今年のクラシックは、コロナ禍による戦時中以来の無観客競馬ということのほか、プラスの意味でも「歴史的なクラシック」になるかもしれない。

 日本のターフに新たな歴史を刻もうとしているのは、第81回オークス(5月24日、東京芝2400m、3歳牝馬GI)に出走する無敗のデアリングタクト(父エピファネイア、栗東・杉山晴紀厩舎)である。

 とにかく、前走、桜花賞の勝ちっぷりが凄まじかった。

 重馬場のなか、道中は離れた後方に待機。直線入口では届かないかに見えたが、1頭だけ別次元の脚で豪快に伸び、2歳女王のレシステンシアを並ぶ間もなく差し切った。

 とても道悪でのレースとは思えない瞬発力で、令和初の桜の女王となった。

牡馬2強との対決は秋か。

 新馬戦、エルフィンステークスにつづく3戦3勝での戴冠。デビュー3戦目での桜花賞制覇は、2歳戦が行われるようになった1946年以降、’48年ハマカゼ、’80年ハギノトップレディに並ぶ最少キャリア。無敗での桜花賞制覇は、2004年ダンスインザムード以来16年ぶり、史上7頭目と、この時点ですでに競馬史に名を刻んでいた。

 新馬戦からエルフィンステークスまでは約3カ月、そこから約2カ月で桜花賞と、間隔をあけて使われてきた。桜花賞後、少しでも長くリフレッシュの時間を取るため、陣営はダービーも選択肢に入れていたのだが、結局、牝馬同士のオークスに回ってきた。

 コントレイル、サリオスの「牡馬2強」との対決が見られるのは秋以降になりそうだ。

 デアリングタクトがオークスを勝てば、'57年のミスオンワード以来、'63年ぶり2頭目の「無敗の牝馬クラシック二冠馬」となる。ちなみに、ミスオンワードは、8戦8勝でオークスを制した翌週、連闘でダービーに出走し17着に敗れている。

阪神1600mと東京2400mの関係。

 デアリングタクトは、杉山調教師が「今まで一番よくなった」と言うほどの状態に仕上がっている。

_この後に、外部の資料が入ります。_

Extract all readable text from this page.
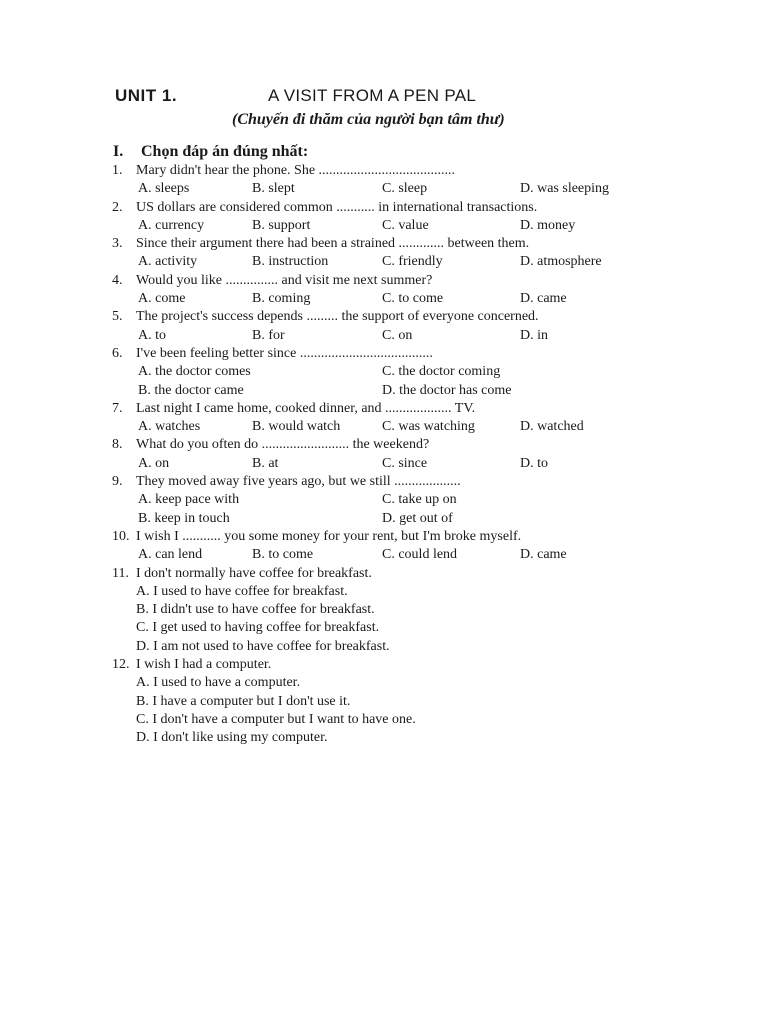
UNIT 1.	A VISIT FROM A PEN PAL
(Chuyến đi thăm của người bạn tâm thư)
I. Chọn đáp án đúng nhất:
1. Mary didn't hear the phone. She .......................................
A. sleeps	B. slept	C. sleep	D. was sleeping
2. US dollars are considered common ........... in international transactions.
A. currency	B. support	C. value	D. money
3. Since their argument there had been a strained ............. between them.
A. activity	B. instruction	C. friendly	D. atmosphere
4. Would you like ............... and visit me next summer?
A. come	B. coming	C. to come	D. came
5. The project's success depends ......... the support of everyone concerned.
A. to	B. for	C. on	D. in
6. I've been feeling better since ......................................
A. the doctor comes	C. the doctor coming
B. the doctor came	D. the doctor has come
7. Last night I came home, cooked dinner, and ................... TV.
A. watches	B. would watch	C. was watching	D. watched
8. What do you often do ......................... the weekend?
A. on	B. at	C. since	D. to
9. They moved away five years ago, but we still ...................
A. keep pace with	C. take up on
B. keep in touch	D. get out of
10. I wish I ........... you some money for your rent, but I'm broke myself.
A. can lend	B. to come	C. could lend	D. came
11. I don't normally have coffee for breakfast.
A. I used to have coffee for breakfast.
B. I didn't use to have coffee for breakfast.
C. I get used to having coffee for breakfast.
D. I am not used to have coffee for breakfast.
12. I wish I had a computer.
A. I used to have a computer.
B. I have a computer but I don't use it.
C. I don't have a computer but I want to have one.
D. I don't like using my computer.
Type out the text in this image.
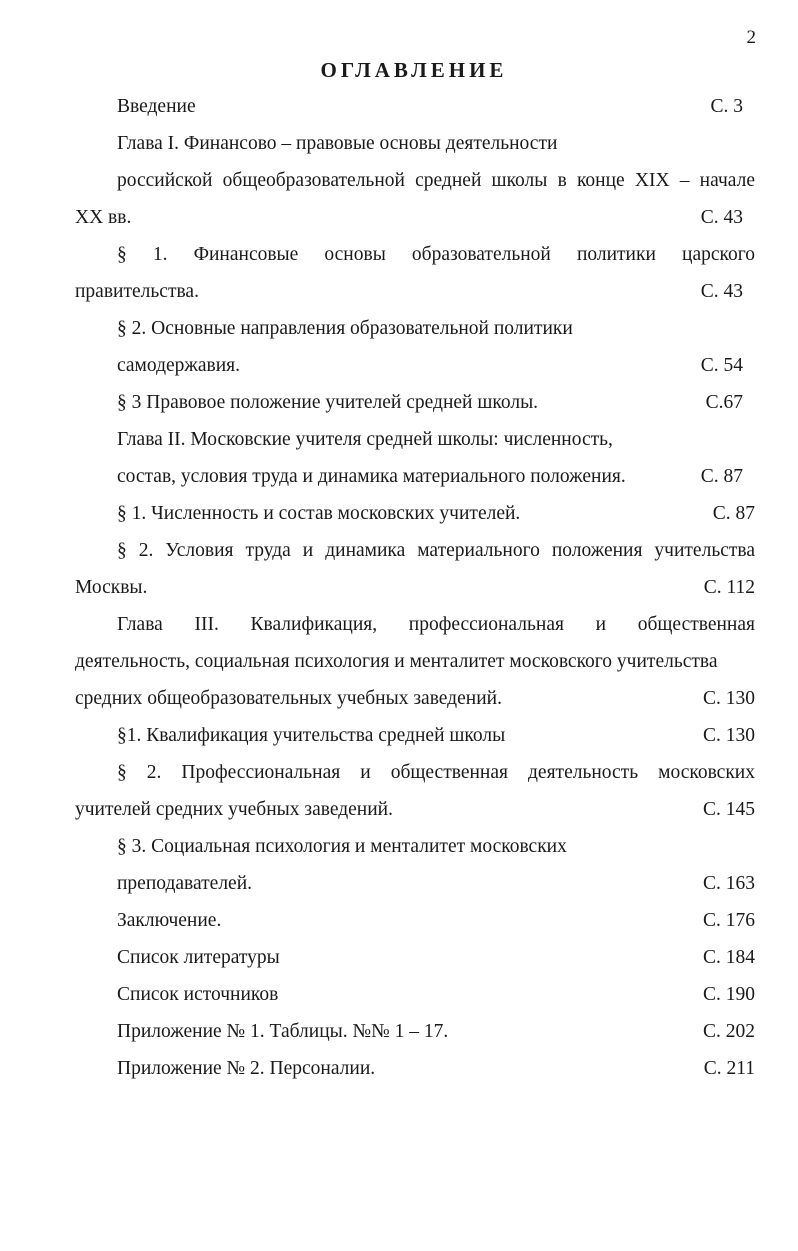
2
ОГЛАВЛЕНИЕ
Введение	С. 3
Глава I. Финансово – правовые основы деятельности
российской общеобразовательной средней школы в конце XIX – начале
XX вв.	С. 43
§ 1. Финансовые основы образовательной политики царского
правительства.	С. 43
§ 2. Основные направления образовательной политики
самодержавия.	С. 54
§ 3 Правовое положение учителей средней школы.	С.67
Глава II. Московские учителя средней школы: численность,
состав, условия труда и динамика материального положения.	С. 87
§ 1. Численность и состав московских учителей.	С. 87
§ 2. Условия труда и динамика материального положения учительства
Москвы.	С. 112
Глава III. Квалификация, профессиональная и общественная
деятельность, социальная психология и менталитет московского учительства
средних общеобразовательных учебных заведений.	С. 130
§1. Квалификация учительства средней школы	С. 130
§ 2. Профессиональная и общественная деятельность московских
учителей средних учебных заведений.	С. 145
§ 3. Социальная психология и менталитет московских
преподавателей.	С. 163
Заключение.	С. 176
Список литературы	С. 184
Список источников	С. 190
Приложение № 1. Таблицы. №№ 1 – 17.	С. 202
Приложение № 2. Персоналии.	С. 211
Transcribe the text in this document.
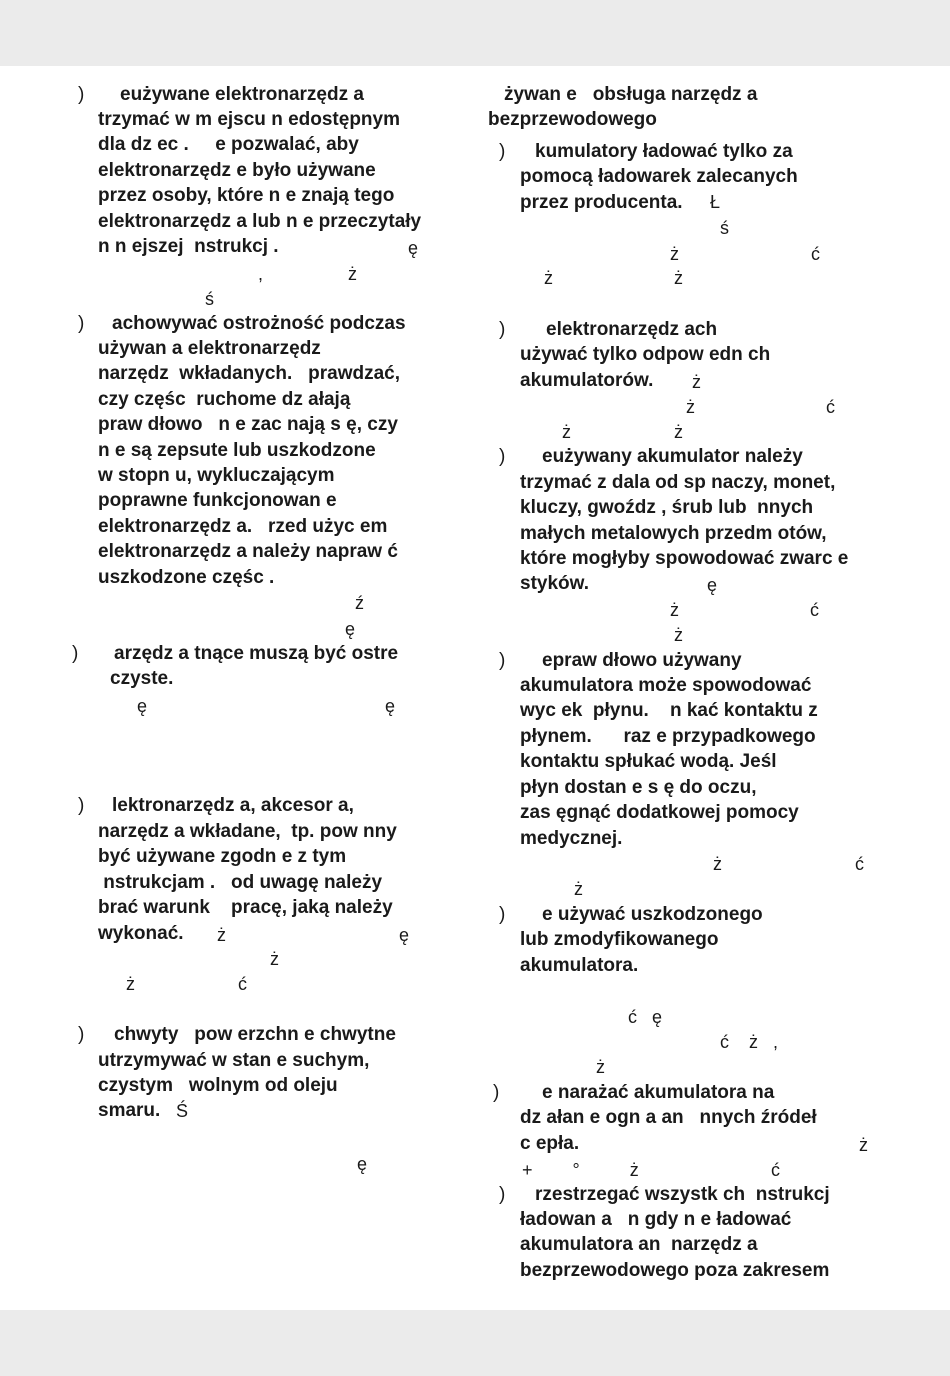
) eużywane elektronarzędz a
trzymać w m ejscu n edostępnym
dla dz ec .     e pozwalać, aby
elektronarzędz e było używane
przez osoby, które n e znają tego
elektronarzędz a lub n e przeczytały
n n ejszej  nstrukcj .	ę
,	ż
ś
) achowywać ostrożność podczas
używan a elektronarzędz
narzędz  wkładanych.   prawdzać,
czy częśc  ruchome dz ałają
praw dłowo   n e zac nają s ę, czy
n e są zepsute lub uszkodzone
w stopn u, wykluczającym
poprawne funkcjonowan e
elektronarzędz a.   rzed użyc em
elektronarzędz a należy napraw ć
uszkodzone częśc .
ź
ę
) arzędz a tnące muszą być ostre
czyste.
ę	ę
) lektronarzędz a, akcesor a,
narzędz a wkładane,  tp. pow nny
być używane zgodn e z tym
nstrukcjam .   od uwagę należy
brać warunk    pracę, jaką należy
wykonać. ż	ę
ż
ż	ć
) chwyty   pow erzchn e chwytne
utrzymywać w stan e suchym,
czystym   wolnym od oleju
smaru. Ś
ę
żywan e   obsługa narzędz a
bezprzewodowego
) kumulatory ładować tylko za
pomocą ładowarek zalecanych
przez producenta. Ł
ś
ż	ć
ż	ż
) elektronarzędz ach
używać tylko odpow edn ch
akumulatorów. ż
ż	ć
ż	ż
) eużywany akumulator należy
trzymać z dala od sp naczy, monet,
kluczy, gwoźdz , śrub lub  nnych
małych metalowych przedm otów,
które mogłyby spowodować zwarc e
styków.	ę
ż	ć
ż
) epraw dłowo używany
akumulatora może spowodować
wyc ek  płynu.    n kać kontaktu z
płynem.      raz e przypadkowego
kontaktu spłukać wodą. Jeśl
płyn dostan e s ę do oczu,
zas ęgnąć dodatkowej pomocy
medycznej.
ż	ć
ż
) e używać uszkodzonego
lub zmodyfikowanego
akumulatora.
ć   ę
ć    ż   ,
ż
) e narażać akumulatora na
dz ałan e ogn a an   nnych źródeł
c epła.	ż
+        °          ż	ć
) rzestrzegać wszystk ch  nstrukcj
ładowan a   n gdy n e ładować
akumulatora an  narzędz a
bezprzewodowego poza zakresem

 祖母のデアリングハートは、府中牝馬ステークスを連覇したほか、NHKマイルカップ2着、ヴィクトリアマイル3着と、東京コースを得意にしていた。

 良馬場での切れ味はエルフィンステークスで実証済み。ウオッカ、トールポピー、ブエナビスタ、ジェンティルドンナらがそうだったように、阪神芝外回り1600mで好成績をおさめた牝馬は、同じく直線の長い東京芝2400mでも強さを見せる傾向にある。

「歴史的オークス」のヒロインになる可能性はかなり高いと見た。

無敗の馬はもう2頭いる。

 今回の出走馬のなかには、ほかにも2頭の無敗馬がいる。

 2戦2勝のデゼル(父ディープインパクト、栗東・友道康夫厩舎)と、アブレイズ(父キズナ、栗東・池江泰寿厩舎)である。

 いずれかが勝てば、'43年クリフジ、'46年ミツマサ、'57年ミスオンワード、'06年カワカミプリンセス、’19年ラヴズオンリーユーにつづく史上6頭目の「無敗のオークス馬」ということになる。

 デゼルの母アヴニールセルタンは、'14年の仏1000ギニーと仏オークスを無敗で制している。そして父はディープインパクト。つまり、デゼルは、両親から「無敗のクラシック制覇」の遺伝子を受け継いでいるのだ。前走、スイートピーステークスの勝ち方が、実に鮮やかだった。上がり3ハロン32秒5という末脚で、デアリングタクトの桜花賞同様、別次元の強さを見せつけた。鞍上が、そのときと同じダミアン・レーンというのも強調材料になる。

 もう1頭のアブレイズは、コントレイルと同じ「チーム・ノースヒルズ」が送り出してきた馬だ。この馬でJRA重賞初勝利を挙げた「逆輸入ジョッキー」藤井勘一郎の手綱さばきにも注目したい。

無敗馬の間に割って入るとしたら。

 ここで印を。

◎デアリングタクト
○デゼル
▲クラヴァシュドール

 無敗馬の間に割って入るとしたら、2歳時にサウジアラビアロイヤルカップでサリオスの2着となり、つづく阪神ジュベナイルフィリーズで3着、チューリップ賞2着、桜花賞4着と、つねに世代上位の力を発揮してきたクラヴァシュドールではないか。

 ノーザンファームの生産馬で武豊が乗るミヤマザクラや、桜花賞で3着に逃げ粘り、ここでも「逃げ宣言」をしているスマイルカナあたりの一発も怖いが、言い出すとキリがないので、このくらいにしておく。